Born: 1263, Ireland
Died: after 1325
Country most active: Ireland
Also known as: the Witch of Kilkenny, Alice Kettle
The following is excerpted from the Dictionary of National Biography, originally published between 1885 and 1900, by Smith, Elder & Co. It was written by Beaver Henry Blacker.
KETTLE or KYTELER, Dame ALICE (fl. 1324), reputed witch, lived in Kilkenny in the fourteenth century. Her relatives were wealthy. Robert le Kyteler was a trader with Flanders towards the close of the thirteenth century. She is frequently referred to in the history of the English Pale. According to Holinshed she was accused in 1324, by Richard de Lederede, bishop of Ossory, with two accomplices, Petronilla of Meath and Bassilla her daughter, of holding ‘nightlie conference with a spirit called Robert Artisson, to whome she sacrificed in the high waie nine red cocks and nine peacocks’ eies.’ The accused persons abjured and did penance, but were afterwards found to have relapsed. One of the accomplices was burnt at Kilkenny, and at her death declared that Lady Kettle’s son was an accomplice.

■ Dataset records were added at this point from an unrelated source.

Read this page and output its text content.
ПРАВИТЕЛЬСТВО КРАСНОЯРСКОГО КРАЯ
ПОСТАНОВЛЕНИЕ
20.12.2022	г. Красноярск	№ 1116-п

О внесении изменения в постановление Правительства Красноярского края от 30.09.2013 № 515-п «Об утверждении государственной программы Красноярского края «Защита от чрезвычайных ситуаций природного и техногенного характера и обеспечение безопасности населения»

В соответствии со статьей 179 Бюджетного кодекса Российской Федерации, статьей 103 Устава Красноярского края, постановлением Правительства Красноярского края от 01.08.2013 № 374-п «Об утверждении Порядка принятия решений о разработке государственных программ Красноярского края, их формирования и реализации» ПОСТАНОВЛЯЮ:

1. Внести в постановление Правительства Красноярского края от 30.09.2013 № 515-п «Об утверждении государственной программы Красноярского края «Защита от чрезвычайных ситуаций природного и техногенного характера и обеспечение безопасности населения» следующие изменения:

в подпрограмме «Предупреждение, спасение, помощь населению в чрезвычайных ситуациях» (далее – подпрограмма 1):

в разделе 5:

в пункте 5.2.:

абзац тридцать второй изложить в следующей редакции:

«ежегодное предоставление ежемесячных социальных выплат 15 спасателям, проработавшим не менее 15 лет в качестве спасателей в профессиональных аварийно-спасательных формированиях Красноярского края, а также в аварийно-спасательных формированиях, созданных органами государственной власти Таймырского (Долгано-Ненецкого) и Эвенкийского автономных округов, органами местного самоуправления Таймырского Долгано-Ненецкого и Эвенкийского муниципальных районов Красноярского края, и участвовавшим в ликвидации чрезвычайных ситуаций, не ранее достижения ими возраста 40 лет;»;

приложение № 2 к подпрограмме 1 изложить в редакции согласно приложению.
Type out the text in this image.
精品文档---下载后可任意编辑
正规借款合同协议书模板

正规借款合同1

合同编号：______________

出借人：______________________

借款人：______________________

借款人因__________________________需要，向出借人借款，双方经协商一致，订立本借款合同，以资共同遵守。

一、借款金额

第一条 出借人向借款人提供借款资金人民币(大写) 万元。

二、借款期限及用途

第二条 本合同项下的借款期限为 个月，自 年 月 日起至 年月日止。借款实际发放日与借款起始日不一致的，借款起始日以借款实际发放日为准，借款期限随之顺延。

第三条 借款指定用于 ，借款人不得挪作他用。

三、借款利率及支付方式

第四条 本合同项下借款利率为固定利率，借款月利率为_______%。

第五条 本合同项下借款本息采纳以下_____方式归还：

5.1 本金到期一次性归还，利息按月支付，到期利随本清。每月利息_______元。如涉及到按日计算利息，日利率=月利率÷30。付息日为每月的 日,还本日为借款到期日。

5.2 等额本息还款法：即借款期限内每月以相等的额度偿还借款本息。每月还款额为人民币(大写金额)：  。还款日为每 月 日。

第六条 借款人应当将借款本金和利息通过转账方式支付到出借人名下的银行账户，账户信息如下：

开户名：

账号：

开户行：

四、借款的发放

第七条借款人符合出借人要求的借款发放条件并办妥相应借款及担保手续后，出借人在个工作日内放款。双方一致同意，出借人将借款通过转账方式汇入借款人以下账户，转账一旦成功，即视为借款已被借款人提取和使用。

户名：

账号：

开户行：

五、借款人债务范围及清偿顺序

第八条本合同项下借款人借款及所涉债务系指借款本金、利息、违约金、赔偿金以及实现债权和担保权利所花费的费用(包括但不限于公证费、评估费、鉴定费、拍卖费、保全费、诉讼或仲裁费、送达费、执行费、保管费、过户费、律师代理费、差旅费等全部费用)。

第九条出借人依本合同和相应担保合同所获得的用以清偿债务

He was imprisoned by the bishop for nine weeks, but delivered by Arnold le Powre, seneschal of Kilkenny (a relative of Lady Kettle’s fourth husband). Lady Kettle’s son then bribed le Powre to imprison the bishop. Lady Kettle was again cited to appear at Dublin before the Dean of St. Patrick’s, but some of the nobility supported her, and got her over to England, where no more was heard of her. In her closet was found a sacramental wafer, with a print of the devil, and some ointment which converted a staff into a practicable steed. Wright gives Lady Kettle four husbands: 1. William Outlaw of Kilkenny, ‘banker.’ 2. Adam le Blound of Callan, whom she married about 1302. 3. Richard de Valle, whom she married about 1311; and 4. John le Poer or Powre, to whom she was married in 1324. She bore a son to William Outlaw, also called William. A ‘Narrative of the Proceedings against Dame Alice Kyteler, prosecuted for sorcery in 1324 by Richard de Lederede, bishop of Ossory,’ in Latin, was edited by Thomas Wright for the Camden Society in 1843, from Harl. MS. 641, f. 187; a transcript is in Sloane MS. 4800.